La obra de Edgar Rice Burroughs es bastante amplia, es considerado uno de los autores estadounidenses más prolíficos del siglo xx. La misma comprende numerosos volúmenes dedicados a la ciencia ficción, novelas acerca del viejo oeste y relatos históricos. En 2003 fue incluido en el Salón de la Fama de la Ciencia Ficción y la Fantasía. Bien merecido.

En cuanto a su legado, puedo decir que adoré la versión de «Tarzan» creada en 1999 por Disney Studios como película y desarrollo de personajes animados, utilizando y mezclando de manera magistral, tanto la técnica de animación tradicional, como la generada por computadora. A esto debemos sumarle su estupenda y memorable banda sonora, creada e interpretada por el músico británico Phil Collins. Adoro la profundidad del mensaje de cada canción, el exquisito buen gusto a nivel musical y la genialidad de haberse encargado de cantar él mismo sus propias composiciones en cinco idiomas. Una de esas maravillosas canciones le permitió a Phil Collins ganar un Oscar, por mejor tema original para una película animada en el año 2000.

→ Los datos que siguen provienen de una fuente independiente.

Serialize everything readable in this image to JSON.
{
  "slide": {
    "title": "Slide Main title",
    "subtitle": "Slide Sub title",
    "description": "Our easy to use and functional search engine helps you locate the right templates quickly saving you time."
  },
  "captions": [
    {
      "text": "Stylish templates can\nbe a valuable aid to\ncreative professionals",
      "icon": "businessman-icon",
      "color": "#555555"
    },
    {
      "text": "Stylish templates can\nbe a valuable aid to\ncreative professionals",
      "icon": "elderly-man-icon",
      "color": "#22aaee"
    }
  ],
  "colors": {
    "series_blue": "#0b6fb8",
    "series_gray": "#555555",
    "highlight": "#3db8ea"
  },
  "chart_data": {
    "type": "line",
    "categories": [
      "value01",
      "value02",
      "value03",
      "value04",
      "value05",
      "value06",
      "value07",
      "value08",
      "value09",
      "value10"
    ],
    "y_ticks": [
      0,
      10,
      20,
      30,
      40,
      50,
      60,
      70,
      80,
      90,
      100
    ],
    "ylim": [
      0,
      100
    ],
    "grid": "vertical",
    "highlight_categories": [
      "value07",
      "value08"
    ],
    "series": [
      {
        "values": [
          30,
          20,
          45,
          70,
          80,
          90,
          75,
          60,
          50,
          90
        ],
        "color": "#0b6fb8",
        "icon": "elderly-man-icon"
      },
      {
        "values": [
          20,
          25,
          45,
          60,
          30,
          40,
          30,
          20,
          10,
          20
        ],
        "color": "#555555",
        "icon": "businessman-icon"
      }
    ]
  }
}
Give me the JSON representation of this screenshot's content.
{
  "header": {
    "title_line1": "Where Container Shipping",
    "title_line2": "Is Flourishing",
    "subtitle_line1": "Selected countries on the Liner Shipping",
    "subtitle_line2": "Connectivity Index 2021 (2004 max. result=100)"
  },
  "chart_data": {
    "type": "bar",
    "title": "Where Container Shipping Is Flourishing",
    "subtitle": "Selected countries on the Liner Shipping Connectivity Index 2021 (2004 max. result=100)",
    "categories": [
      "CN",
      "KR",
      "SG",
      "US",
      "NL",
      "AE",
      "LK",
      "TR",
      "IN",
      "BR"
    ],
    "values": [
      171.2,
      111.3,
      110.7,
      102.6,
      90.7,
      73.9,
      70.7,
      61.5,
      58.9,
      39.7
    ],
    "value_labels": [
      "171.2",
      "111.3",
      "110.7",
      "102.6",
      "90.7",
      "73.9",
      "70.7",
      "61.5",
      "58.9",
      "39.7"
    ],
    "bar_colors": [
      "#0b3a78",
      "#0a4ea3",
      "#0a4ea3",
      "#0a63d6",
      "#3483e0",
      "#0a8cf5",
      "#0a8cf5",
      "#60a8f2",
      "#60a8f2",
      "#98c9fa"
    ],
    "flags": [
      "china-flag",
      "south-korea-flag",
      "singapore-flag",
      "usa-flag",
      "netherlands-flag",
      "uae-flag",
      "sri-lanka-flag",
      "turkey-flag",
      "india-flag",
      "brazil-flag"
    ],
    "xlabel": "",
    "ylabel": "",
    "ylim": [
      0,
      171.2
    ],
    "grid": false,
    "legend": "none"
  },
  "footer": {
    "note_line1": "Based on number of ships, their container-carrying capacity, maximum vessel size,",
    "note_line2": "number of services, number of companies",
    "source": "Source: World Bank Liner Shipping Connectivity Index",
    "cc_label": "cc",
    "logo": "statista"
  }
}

Recuerdo lo mucho que disfrutamos verla en familia, primero en el cine, durante su estreno, luego en casa en formato VHS, DVD, incluso en Streaming. Mi hijo tuvo su figura de acción de Tarzan de Disney, sus cinco años lo celebramos con una enorme piñata, ¿adivinen de cuál personaje?... En fin, la banda sonora en CD tampoco podía faltar. ¡Siempre nos emocionamos al oírla! ¡Es genial!

Lo maravilloso es reconocer que el deseo de un hombre común, quien decidió dedicarse a la escritura creativa con amplias expectativas, buscando mejorar lo ya creado, no solo logró el milagro, sino que también transformó la historia, la industria y el imaginario colectivo, haciendo inmortal su legado.